Tom
Scollon
Well I did have those feelings until Friday when there was some sign that the market may take that breather that so many pundits have been calling for some time. I was feeling giddy at the lofty height the market had scaled – always suffered vertigo - but I was feeling guilty also. It just should not be that easy to make money. Although I know that there is a price at some time to be paid when the markets bounce ahead and overstretch valuations.

Regardless of whether you are a disbeliever of the Editor’s line over the last month that markets must pull back, it is fact that many stocks are now into retracement. The major banks are well into their retracement and look weak on both a daily and weekly chart.

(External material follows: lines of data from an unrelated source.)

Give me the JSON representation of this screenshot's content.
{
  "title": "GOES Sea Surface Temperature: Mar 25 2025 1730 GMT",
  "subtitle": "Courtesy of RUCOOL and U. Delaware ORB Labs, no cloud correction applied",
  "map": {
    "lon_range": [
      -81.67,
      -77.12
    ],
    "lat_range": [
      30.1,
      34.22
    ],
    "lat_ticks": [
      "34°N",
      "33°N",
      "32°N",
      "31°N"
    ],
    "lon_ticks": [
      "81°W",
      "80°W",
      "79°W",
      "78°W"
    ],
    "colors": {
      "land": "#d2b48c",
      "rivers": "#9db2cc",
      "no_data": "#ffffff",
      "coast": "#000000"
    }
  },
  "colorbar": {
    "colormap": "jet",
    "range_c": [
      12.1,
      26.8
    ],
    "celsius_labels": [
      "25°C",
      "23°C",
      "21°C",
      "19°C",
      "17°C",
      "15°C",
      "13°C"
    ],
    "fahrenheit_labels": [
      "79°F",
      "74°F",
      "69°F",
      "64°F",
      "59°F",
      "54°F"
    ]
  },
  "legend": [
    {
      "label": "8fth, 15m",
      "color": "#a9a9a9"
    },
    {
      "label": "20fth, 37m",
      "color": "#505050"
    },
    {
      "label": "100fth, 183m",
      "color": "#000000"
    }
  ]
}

Burning question is do I take profits now? I have always been an advocate for taking profits. I am sure most investors’ portfolios will have a spread of stocks that are exhibiting many differing price patterns so I don’t believe it is a matter of making a decision to sell all. It is a process of assessing each stock using trend indicators to see whether they have fallen through or are likely to fall through key levels. For short term traders this would be analysed on a daily chart and for the long term investors a weekly or even monthly chart is more appropriate.

Key question is whether a stock is in retracement or is now actually declining. Decline commences when the major trend has broken and when that happens the low becomes more of an unknown. In contrast a retracement can be more reliably measured and a more dependable assessment can be made of a likely new high. As an example BHP shows some signs of retracement whereas ANZ is in decline. I am sure you can see that from viewing your own charts. The significance is that retracement implies recovery, which “all things being equal”, will continue higher if it does pull back and thus I would expect BHP to make new highs. ANZ will however find new lows.

Profits I make on some “smaller caps” I am more inclined to take early before any risk of a melt down as quitting small caps in a rush can mean a weighty compromise on your exit price due to low liquidity.

Remember for a split second when you do sell – but with no guilt – that as you are taking profits that it is you – yes you! – that is causing this sell off – you cannot avoid being even a miniscule part of the mass psychology. And that is why the markets are so self-fulfilling.